1. Önce, kitaplarla buluşsak…
- Evin her yerinde (mutfakta, tuvalette, oturma odasında, her yerde) kitaplar olsa. Bazen beş dakika, bazen saatlerce okusak,
- Beraber kitapçılara gitsek, kitapları birlikte incelesek, kurcalasak, sonra beğendiklerimizi nasıl edinebileceğimizi konuşsak,
- Evimize en yakın halk kütüphanesine üye olsak (Evet, her mahallede kütüphane yok ama Türkiye’de 1157 halk kütüphanesi var),
- Belki okul kütüphanemiz de yaz tatilinde bize ödünç kitap verebilir, bunu okulumuzdan öğrensek,
- Arkadaşlarımızla kitap değiş-tokuşu yapsak.
2. Kitap seçimini birlikte yapsak…
- Birlikte okuyacağımız için, sizin de bizim de ilgimizi çeken kitapları bulsak,
- Okuduğumuz kitapları çeşitlendirsek: Hikâyeler, bilim kurgu kitaplar, tarih kitapları, yemek kitapları, sporla ilgili kitaplar, çizgi romanlar, resimli kitaplar, dergiler ve daha neler neler.
“Okurken eğlensek”
3. Kitap okumayı sosyal bir etkinlik haline getirsek…
- Birlikte okusak, okurken çok eğlensek,
- Evden çıkarken, çantamıza mutlaka bir kitap atsak.
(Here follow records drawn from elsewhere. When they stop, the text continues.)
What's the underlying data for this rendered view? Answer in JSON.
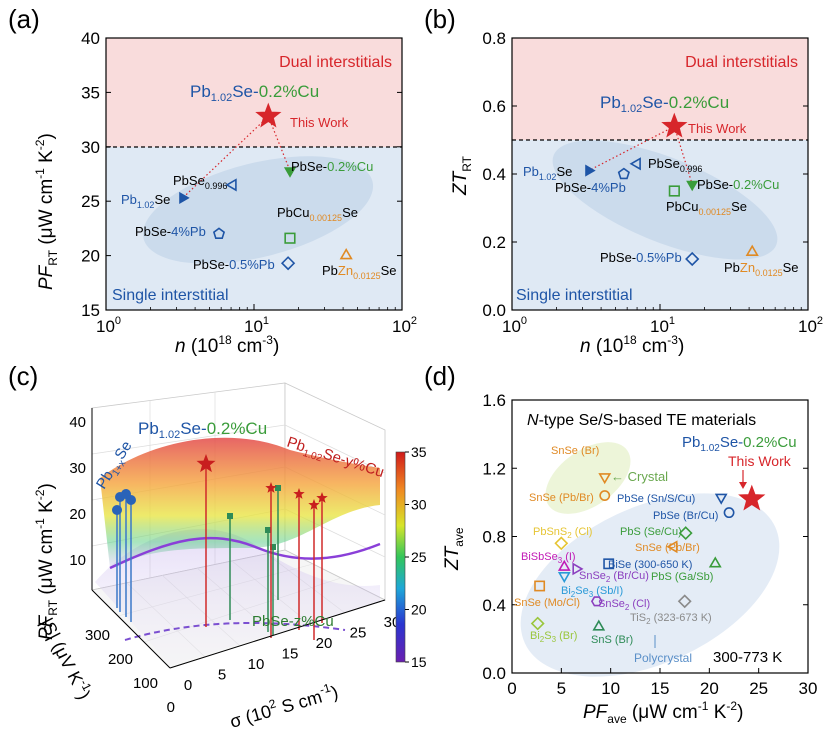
{
  "chart_data": [
    {
      "panel": "(a)",
      "type": "scatter",
      "xlabel_var": "n",
      "xlabel_unit": "(10",
      "xlabel_exp": "18",
      "xlabel_unit2": "cm",
      "xlabel_exp2": "-3",
      "xlabel_close": ")",
      "ylabel_var": "PF",
      "ylabel_sub": "RT",
      "ylabel_unit": "(μW cm",
      "ylabel_exp1": "-1",
      "ylabel_unit2": "K",
      "ylabel_exp2": "-2",
      "ylabel_close": ")",
      "xscale": "log",
      "xlim": [
        1,
        100
      ],
      "xtick_base": "10",
      "xtick_exps": [
        "0",
        "1",
        "2"
      ],
      "ylim": [
        15,
        40
      ],
      "yticks": [
        "15",
        "20",
        "25",
        "30",
        "35",
        "40"
      ],
      "threshold": 30,
      "region_top": "Dual interstitials",
      "region_bottom": "Single interstitial",
      "highlight_formula": [
        "Pb",
        "1.02",
        "Se-",
        "0.2%Cu"
      ],
      "points": [
        {
          "label": "This Work",
          "x": 12.5,
          "y": 32.8,
          "marker": "star"
        },
        {
          "label": "PbSe-0.2%Cu",
          "x": 17.5,
          "y": 27.8,
          "marker": "triangle-down"
        },
        {
          "label": "PbSe0.996",
          "x": 7.2,
          "y": 26.5,
          "marker": "triangle-left-open"
        },
        {
          "label": "Pb1.02Se",
          "x": 3.3,
          "y": 25.3,
          "marker": "triangle-right"
        },
        {
          "label": "PbCu0.00125Se",
          "x": 17.5,
          "y": 21.6,
          "marker": "square-open"
        },
        {
          "label": "PbSe-4%Pb",
          "x": 5.8,
          "y": 22.0,
          "marker": "pentagon-open"
        },
        {
          "label": "PbSe-0.5%Pb",
          "x": 17.0,
          "y": 19.3,
          "marker": "diamond-open"
        },
        {
          "label": "PbZn0.0125Se",
          "x": 42,
          "y": 20.0,
          "marker": "triangle-up-open"
        }
      ],
      "text_labels": {
        "this_work": "This Work",
        "cu": [
          "PbSe-",
          "0.2%Cu"
        ],
        "se0996": [
          "PbSe",
          "0.996"
        ],
        "pb102": [
          "Pb",
          "1.02",
          "Se"
        ],
        "cu00125": [
          "PbCu",
          "0.00125",
          "Se"
        ],
        "pb4": [
          "PbSe-",
          "4%Pb"
        ],
        "pb05": [
          "PbSe-",
          "0.5%Pb"
        ],
        "zn": [
          "Pb",
          "Zn",
          "0.0125",
          "Se"
        ]
      }
    },
    {
      "panel": "(b)",
      "type": "scatter",
      "ylabel_var": "ZT",
      "ylabel_sub": "RT",
      "xscale": "log",
      "xlim": [
        1,
        100
      ],
      "ylim": [
        0.0,
        0.8
      ],
      "yticks": [
        "0.0",
        "0.2",
        "0.4",
        "0.6",
        "0.8"
      ],
      "threshold": 0.5,
      "region_top": "Dual interstitials",
      "region_bottom": "Single interstitial",
      "points": [
        {
          "label": "This Work",
          "x": 12.5,
          "y": 0.54,
          "marker": "star"
        },
        {
          "label": "PbSe-0.2%Cu",
          "x": 16.5,
          "y": 0.37,
          "marker": "triangle-down"
        },
        {
          "label": "PbSe0.996",
          "x": 7.0,
          "y": 0.43,
          "marker": "triangle-left-open"
        },
        {
          "label": "Pb1.02Se",
          "x": 3.3,
          "y": 0.41,
          "marker": "triangle-right"
        },
        {
          "label": "PbCu0.00125Se",
          "x": 12.5,
          "y": 0.35,
          "marker": "square-open"
        },
        {
          "label": "PbSe-4%Pb",
          "x": 5.7,
          "y": 0.4,
          "marker": "pentagon-open"
        },
        {
          "label": "PbSe-0.5%Pb",
          "x": 16.5,
          "y": 0.15,
          "marker": "diamond-open"
        },
        {
          "label": "PbZn0.0125Se",
          "x": 42,
          "y": 0.17,
          "marker": "triangle-up-open"
        }
      ]
    },
    {
      "panel": "(c)",
      "type": "3d-surface",
      "zlabel_var": "PF",
      "zlabel_sub": "RT",
      "zticks": [
        "10",
        "20",
        "30",
        "40"
      ],
      "sigma_label": "σ (10",
      "sigma_exp": "2",
      "sigma_unit": "S cm",
      "sigma_exp2": "-1",
      "sigma_ticks": [
        "0",
        "5",
        "10",
        "15",
        "20",
        "25",
        "30"
      ],
      "s_label": "|S| (μV K",
      "s_exp": "-1",
      "s_ticks": [
        "0",
        "100",
        "200",
        "300"
      ],
      "colorbar_ticks": [
        "15",
        "20",
        "25",
        "30",
        "35"
      ],
      "series_labels": {
        "pbx": [
          "Pb",
          "1+x",
          "Se"
        ],
        "cuy": [
          "Pb",
          "1.02",
          "Se-y%Cu"
        ],
        "cuz": [
          "PbSe-z%Cu"
        ]
      }
    },
    {
      "panel": "(d)",
      "type": "scatter",
      "title_n": "N",
      "title_rest": "-type Se/S-based TE materials",
      "xlabel_var": "PF",
      "xlabel_sub": "ave",
      "ylabel_var": "ZT",
      "ylabel_sub": "ave",
      "xlim": [
        0,
        30
      ],
      "xticks": [
        "0",
        "5",
        "10",
        "15",
        "20",
        "25",
        "30"
      ],
      "ylim": [
        0.0,
        1.6
      ],
      "yticks": [
        "0.0",
        "0.4",
        "0.8",
        "1.2",
        "1.6"
      ],
      "temp_range": "300-773 K",
      "crystal_label": "Crystal",
      "polycrystal_label": "Polycrystal",
      "points": [
        {
          "label": "This Work",
          "x": 24.3,
          "y": 1.02,
          "marker": "star",
          "color": "#d7262b"
        },
        {
          "label": "SnSe (Br)",
          "x": 9.4,
          "y": 1.15,
          "marker": "triangle-down-open",
          "color": "#e08a24"
        },
        {
          "label": "SnSe (Pb/Br)",
          "x": 9.4,
          "y": 1.04,
          "marker": "circle-open",
          "color": "#e08a24"
        },
        {
          "label": "PbSe (Sn/S/Cu)",
          "x": 21.2,
          "y": 1.03,
          "marker": "triangle-down-open",
          "color": "#1f55a6"
        },
        {
          "label": "PbSe (Br/Cu)",
          "x": 22.0,
          "y": 0.94,
          "marker": "circle-open",
          "color": "#1f55a6"
        },
        {
          "label": "PbSnS2 (Cl)",
          "x": 5.0,
          "y": 0.76,
          "marker": "diamond-open",
          "color": "#e6c534"
        },
        {
          "label": "PbS (Se/Cu)",
          "x": 17.6,
          "y": 0.82,
          "marker": "diamond-open",
          "color": "#3a9c3a"
        },
        {
          "label": "SnSe (Pb/Br)",
          "x": 16.4,
          "y": 0.74,
          "marker": "triangle-left-open",
          "color": "#e08a24"
        },
        {
          "label": "BiSbSe3 (I)",
          "x": 5.3,
          "y": 0.62,
          "marker": "triangle-up-open",
          "color": "#c11bb6"
        },
        {
          "label": "SnSe2 (Br/Cu)",
          "x": 6.5,
          "y": 0.61,
          "marker": "triangle-right-open",
          "color": "#8b3fbf"
        },
        {
          "label": "BiSe (300-650 K)",
          "x": 9.8,
          "y": 0.64,
          "marker": "square-open",
          "color": "#1f55a6"
        },
        {
          "label": "Bi2Se3 (Sb/I)",
          "x": 5.3,
          "y": 0.57,
          "marker": "triangle-down-open",
          "color": "#2a9ad8"
        },
        {
          "label": "PbS (Ga/Sb)",
          "x": 20.6,
          "y": 0.64,
          "marker": "triangle-up-open",
          "color": "#3a9c3a"
        },
        {
          "label": "SnSe (Mo/Cl)",
          "x": 2.8,
          "y": 0.51,
          "marker": "square-open",
          "color": "#e08a24"
        },
        {
          "label": "SnSe2 (Cl)",
          "x": 8.6,
          "y": 0.42,
          "marker": "hexagon-open",
          "color": "#8b3fbf"
        },
        {
          "label": "TiS2 (323-673 K)",
          "x": 17.5,
          "y": 0.42,
          "marker": "diamond-open",
          "color": "#8a8a8a"
        },
        {
          "label": "Bi2S3 (Br)",
          "x": 2.6,
          "y": 0.29,
          "marker": "diamond-open",
          "color": "#9ac63c"
        },
        {
          "label": "SnS (Br)",
          "x": 8.8,
          "y": 0.27,
          "marker": "triangle-up-open",
          "color": "#2e8b57"
        }
      ]
    }
  ],
  "colors": {
    "blue": "#1f55a6",
    "green": "#3a9c3a",
    "red": "#d7262b",
    "orange": "#e08a24",
    "dual_bg": "#f9dcdc",
    "single_bg": "#dfe9f4",
    "ellipse": "#c4d6ea"
  }
}
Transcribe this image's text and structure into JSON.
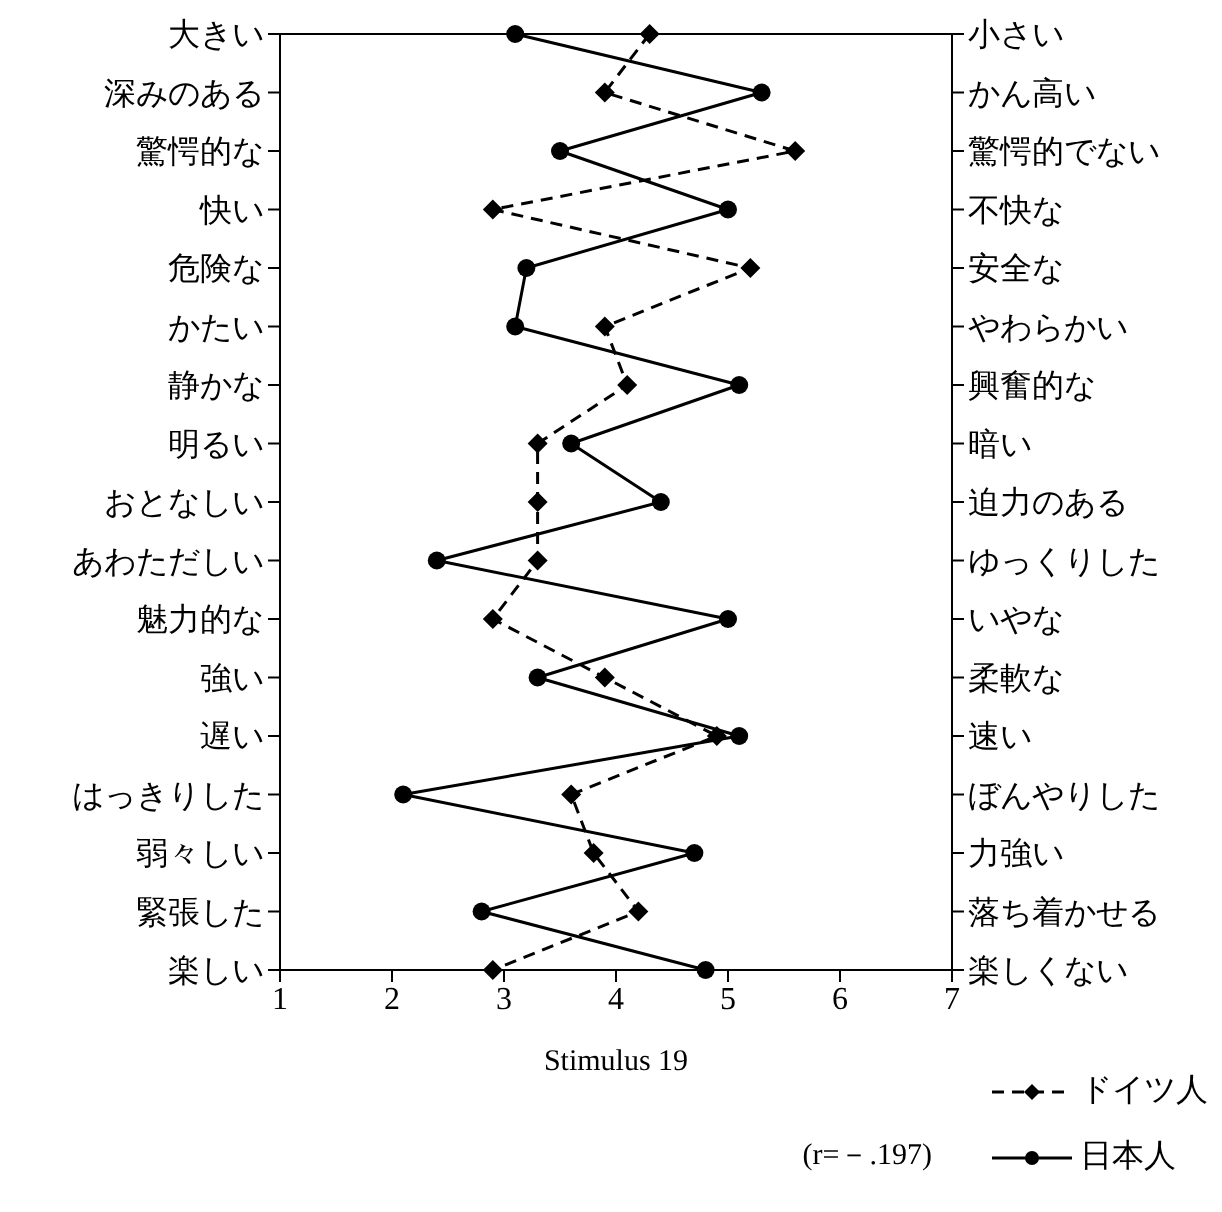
{
  "chart_data": {
    "type": "line",
    "orientation": "horizontal",
    "xlabel": "Stimulus 19",
    "categories": [
      "大きい",
      "深みのある",
      "驚愕的な",
      "快い",
      "危険な",
      "かたい",
      "静かな",
      "明るい",
      "おとなしい",
      "あわただしい",
      "魅力的な",
      "強い",
      "遅い",
      "はっきりした",
      "弱々しい",
      "緊張した",
      "楽しい"
    ],
    "y2_categories": [
      "小さい",
      "かん高い",
      "驚愕的でない",
      "不快な",
      "安全な",
      "やわらかい",
      "興奮的な",
      "暗い",
      "迫力のある",
      "ゆっくりした",
      "いやな",
      "柔軟な",
      "速い",
      "ぼんやりした",
      "力強い",
      "落ち着かせる",
      "楽しくない"
    ],
    "series": [
      {
        "name": "ドイツ人",
        "color": "#000000",
        "line_style": "dashed",
        "marker": "diamond",
        "values": [
          4.3,
          3.9,
          5.6,
          2.9,
          5.2,
          3.9,
          4.1,
          3.3,
          3.3,
          3.3,
          2.9,
          3.9,
          4.9,
          3.6,
          3.8,
          4.2,
          2.9
        ]
      },
      {
        "name": "日本人",
        "color": "#000000",
        "line_style": "solid",
        "marker": "circle",
        "values": [
          3.1,
          5.3,
          3.5,
          5.0,
          3.2,
          3.1,
          5.1,
          3.6,
          4.4,
          2.4,
          5.0,
          3.3,
          5.1,
          2.1,
          4.7,
          2.8,
          4.8
        ]
      }
    ],
    "xlim": [
      1,
      7
    ],
    "xticks": [
      1,
      2,
      3,
      4,
      5,
      6,
      7
    ],
    "grid": false,
    "legend": "bottom right",
    "annotations": [
      "(r=－.197)"
    ]
  }
}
Beklerken, bir yere giderken ara sıra sayfalarını karıştırsak,
- Bilmediğimiz kelimeleri, olayları, duyguları birlikte araştırıp öğrensek,
- Kitaplarda okuduklarımızı, hayatımıza taşısak. Mesela, akşam yemeğinde, yolculukta, uyumadan önce okuduklarımızla ilgili sohbet etsek,
- Uzayla ilgili okuyorsak, bir gece, yıldızları izleyebileceğimiz bir yere gitsek. Yiyeceklerle ilgili okuyorsak, kolay tarifler bulup birlikte yemek yapsak. Kitapla ilgili müzeler, sergiler varsa, oralara gitsek, maketler yapsak, küçük (ve tehlikesiz) deneyler yapsak güzel olmaz mı? (Tamam, planlamayı siz yapabilirsiniz.)
- Okurken, aklımıza gelen şiirleri bulup okusak, şarkıları bulup dinlesek, hatta bağıra çağıra söylesek (dans ederek de olabilir),kitaptaki olayları canlandırsak.
4. Okuma ve anlatma becerimizi eğlenerek geliştirsek…
- Kelime oyunları oynasak, sorular sorsak,
- Kitaplardaki olayları (sessiz sinema oyunu gibi) anlatsak ve birbirimizin bulmasını istesek.”